Mudar a nossa forma de agir. Configurar-nos a Cristo. Sabemos que no cisma isso
também haverá e, por isso, devemos dar exemplo. Dar testemunho de bons
pastores, de bons irmãos.
19. Resolução ao terceiro
problema: Perseverar na humildade, buscando a cura. A mudança começa
dentro de nós. Apoiando-se no que dizia o beato João Paulo I, se quisermos
mudar o ambiente que vivemos com resolução, não podemos buscar um Gandhi que
cuida com as massas, mas com um Jesus, que faz a revolução dentro de cada um de
nós. Portanto, se somos verdadeiramente cristãos, devemos nos propor à mudança,
e só podemos mudar se escolhermos, na nossa livre-escolha, a própria mudança. Transfigurar-nos
ao Bom Pastor para estabelecermos, nas nossas relações, a virtude da caridade,
que é fraternidade, que é amizade, que é unidade, mas transpassa tudo. Devemos
mudar o ambiente para que o joio não cresça e não cause dano ao trigo.
PARTE
IV
A CURA DO MAL
20. Sabemos de onde sai
o joio e de onde brota o trigo: do ambiente. E, dessa forma, sabemos de onde
saem as coisas más e as boas dessa comunidade: do ambiente. Se o ambiente
desfavorece a união, gerará separação; se pratica o amor, gerará a unidade; se
pratica o farisaísmo, gerará a falsidade e a hipocrisia; se pratica a verdade, favorecerá
o amor sincero.
21. Como, então, curar
estas feridas? Jesus nos ensina. Ao contar a parábola do joio e do trigo, Jesus
diz que é necessário que o joio cresça com o trigo para que, amadurecidos, sejam
fáceis de distinguir e separar. Ou seja, o melhor caminho para a cura do cisma é
a paciência. A paciência tudo alcança (Santa Tereza d’Ávila). Não uma paciência
de passividade, mas uma paciência de quem esperança. Esperançar é diferente de
esperar: esperançar demanda de nós um esforço, um esforço na oração e no amor. Nesse
sentido, há três passos para a cura dos cismas: primeiro, o diálogo fraterno;
segundo, a sinceridade recíproca; terceiro, o perdão.
22. Primeiro, devemos
dialogar. O diálogo encurta a distância que o cisma gerou e nos faz próximos
como verdadeiros irmãos. Nenhuma cura entre pessoas é feita à distância, mas
sim na aproximação. É ver, compadecer-se e cuidar. Devemos deixar de lado o que
nos separa e focar naquilo que nos une: o próprio Cristo. É somente através
dele que podemos nos reconciliar.
23. Depois de nos
aproximar no diálogo, busquemos ser sinceros um com o outro. Isso implica em mostrar
as feridas, os problemas, como também as alegrias, os bons frutos. Quando agimos
na sinceridade, vemos as feridas de cada um e, só as vendo, podemos curá-las.
24. E, por fim,
praticar o perdão. O perdão é um processo contínuo e não somente uma palavra. Perdoar
custa muito mais que falar “eu te perdoo”; custa mais que escrever uma carta de
anexação de uma comunidade à outra. Escrever o perdão no papel é importante,
mas deve ser feito depois de que o perdão seja assinado no coração de cada um.

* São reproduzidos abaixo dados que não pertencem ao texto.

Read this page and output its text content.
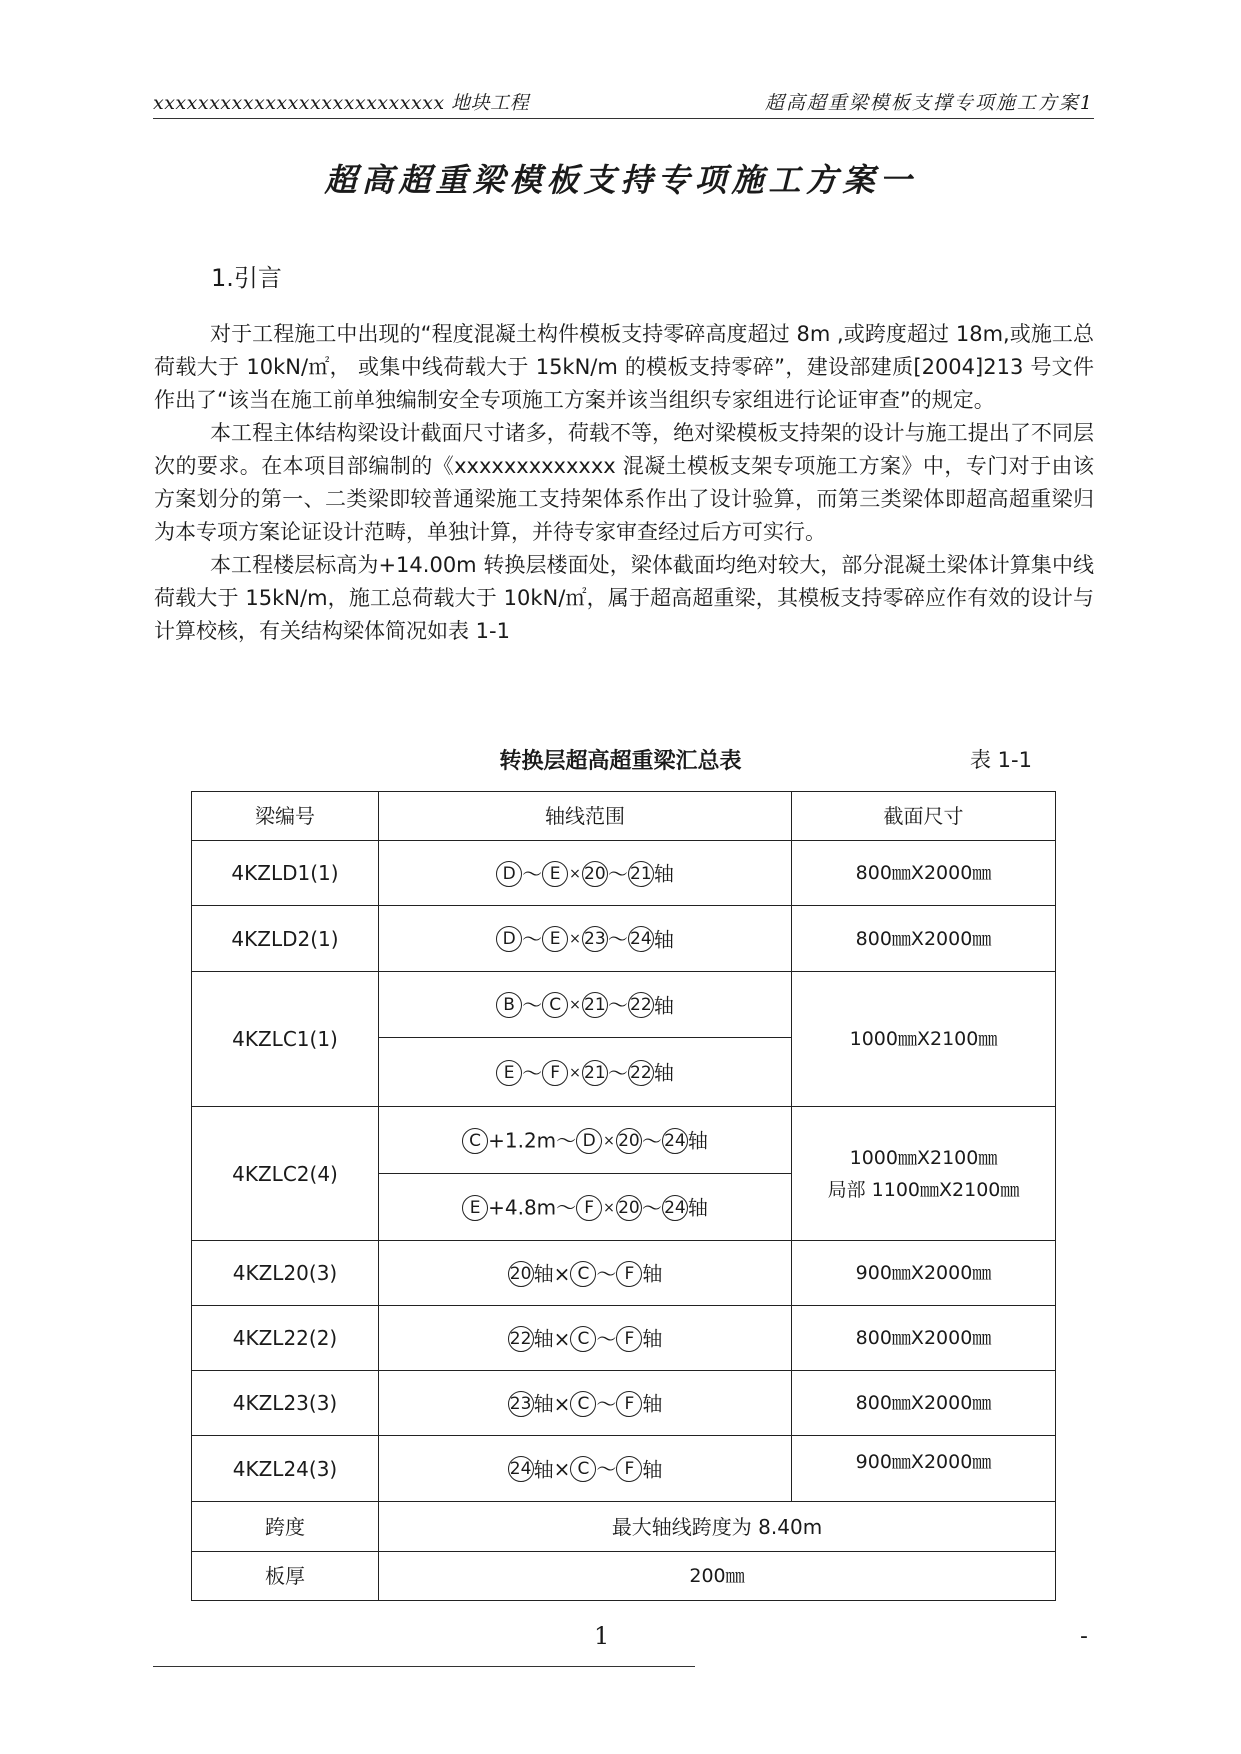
xxxxxxxxxxxxxxxxxxxxxxxxxx 地块工程	超高超重梁模板支撑专项施工方案1
超高超重梁模板支持专项施工方案一
1.引言

对于工程施工中出现的“程度混凝土构件模板支持零碎高度超过 8m ,或跨度超过 18m,或施工总荷载大于 10kN/㎡， 或集中线荷载大于 15kN/m 的模板支持零碎”，建设部建质[2004]213 号文件作出了“该当在施工前单独编制安全专项施工方案并该当组织专家组进行论证审查”的规定。

本工程主体结构梁设计截面尺寸诸多，荷载不等，绝对梁模板支持架的设计与施工提出了不同层次的要求。在本项目部编制的《xxxxxxxxxxxxx 混凝土模板支架专项施工方案》中，专门对于由该方案划分的第一、二类梁即较普通梁施工支持架体系作出了设计验算，而第三类梁体即超高超重梁归为本专项方案论证设计范畴，单独计算，并待专家审查经过后方可实行。

本工程楼层标高为+14.00m 转换层楼面处，梁体截面均绝对较大，部分混凝土梁体计算集中线荷载大于 15kN/m，施工总荷载大于 10kN/㎡，属于超高超重梁，其模板支持零碎应作有效的设计与计算校核，有关结构梁体简况如表 1-1

转换层超高超重梁汇总表	表 1-1
梁编号	轴线范围	截面尺寸
4KZLD1(1)	D ～ E × 20 ～ 21 轴	800㎜X2000㎜
4KZLD2(1)	D ～ E × 23 ～ 24 轴	800㎜X2000㎜
4KZLC1(1)	B ～ C × 21 ～ 22 轴	1000㎜X2100㎜
	E ～ F × 21 ～ 22 轴	
4KZLC2(4)	C +1.2m～ D × 20 ～ 24 轴	1000㎜X2100㎜
局部 1100㎜X2100㎜

	E +4.8m～ F × 20 ～ 24 轴	
4KZL20(3)	20 轴× C ～ F 轴	900㎜X2000㎜
4KZL22(2)	22 轴× C ～ F 轴	800㎜X2000㎜
4KZL23(3)	23 轴× C ～ F 轴	800㎜X2000㎜
4KZL24(3)	24 轴× C ～ F 轴	900㎜X2000㎜
跨度	最大轴线跨度为 8.40m	
板厚	200㎜	
1	-
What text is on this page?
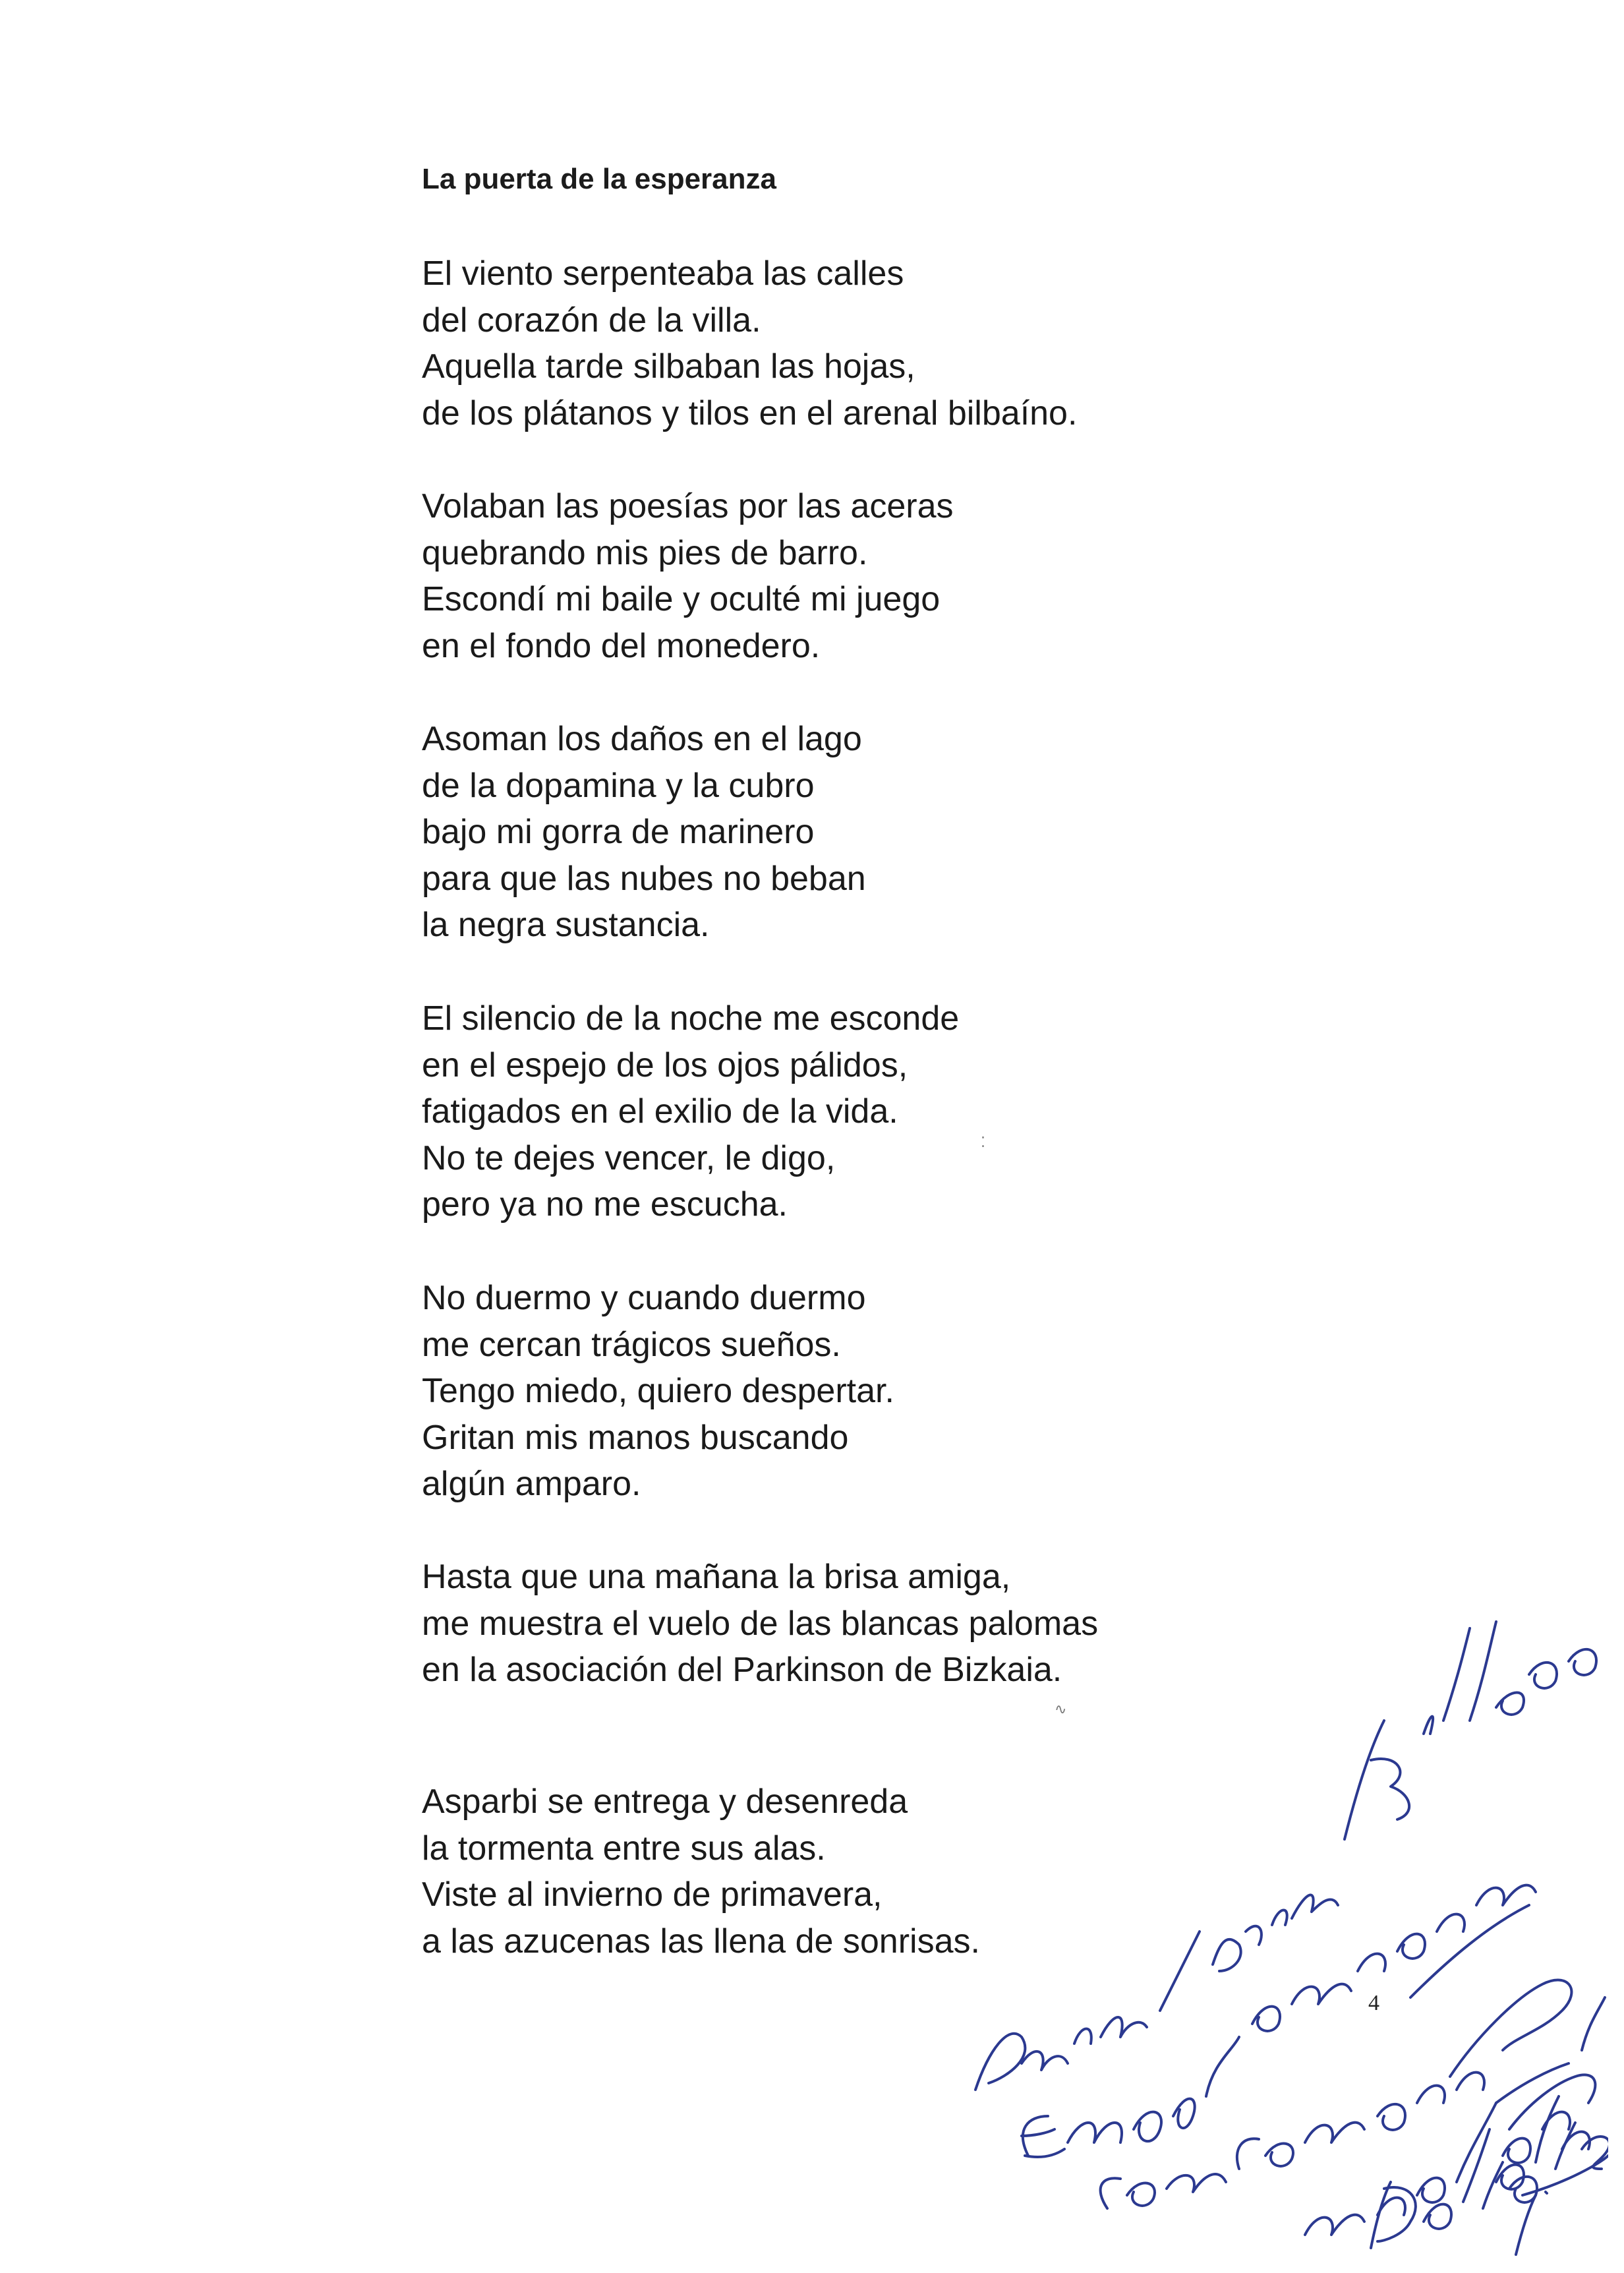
La puerta de la esperanza
El viento serpenteaba las calles
del corazón de la villa.
Aquella tarde silbaban las hojas,
de los plátanos y tilos en el arenal bilbaíno.
Volaban las poesías por las aceras
quebrando mis pies de barro.
Escondí mi baile y oculté mi juego
en el fondo del monedero.
Asoman los daños en el lago
de la dopamina y la cubro
bajo mi gorra de marinero
para que las nubes no beban
la negra sustancia.
El silencio de la noche me esconde
en el espejo de los ojos pálidos,
fatigados en el exilio de la vida.
No te dejes vencer, le digo,
pero ya no me escucha.
No duermo y cuando duermo
me cercan trágicos sueños.
Tengo miedo, quiero despertar.
Gritan mis manos buscando
algún amparo.
Hasta que una mañana la brisa amiga,
me muestra el vuelo de las blancas palomas
en la asociación del Parkinson de Bizkaia.
Asparbi se entrega y desenreda
la tormenta entre sus alas.
Viste al invierno de primavera,
a las azucenas las llena de sonrisas.
4
⁚
∿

E o perdão cura. Cura quem perdoa e quem é perdoado; cura o ferido, mas também
quem fere. Perdoar é uma das mais belas atitudes de quem ama e, por isso, é a
melhor opção.
CONSIDERAÇÕES FINAIS
25. Que, entre nós,
seja assim. Busquemos o perdão enquanto amamos o próximo. Perseveremos na humildade,
buscando a cura, como irmãos. Afinal, somos todos irmãos e irmãs (cf. Mt
23,8).
26. De minha parte, não
esperem que fique frio com os cismas, porque, infelizmente, não vou. Eu quero
unidade, eu quero fraternidade, eu quero amor entre os irmãos! Tudo isso, para
que, um dia, eu possa repetir: vejam, como se amam! (Cf. Idem, XXXIX,
7, pg. 139)
27. Que Maria nos ajude
nesse caminho de unidade, a fim de que, amparados por sua intercessão, vivamos
o amor pelo Amor. A fraternidade pela Caridade. Que, enfim, “todos sejam um”
(cf. Jo 17,21). Que seja Deus o nosso último fim.
Palácio Apostólico, Vaticano, 20 de outubro de 2024.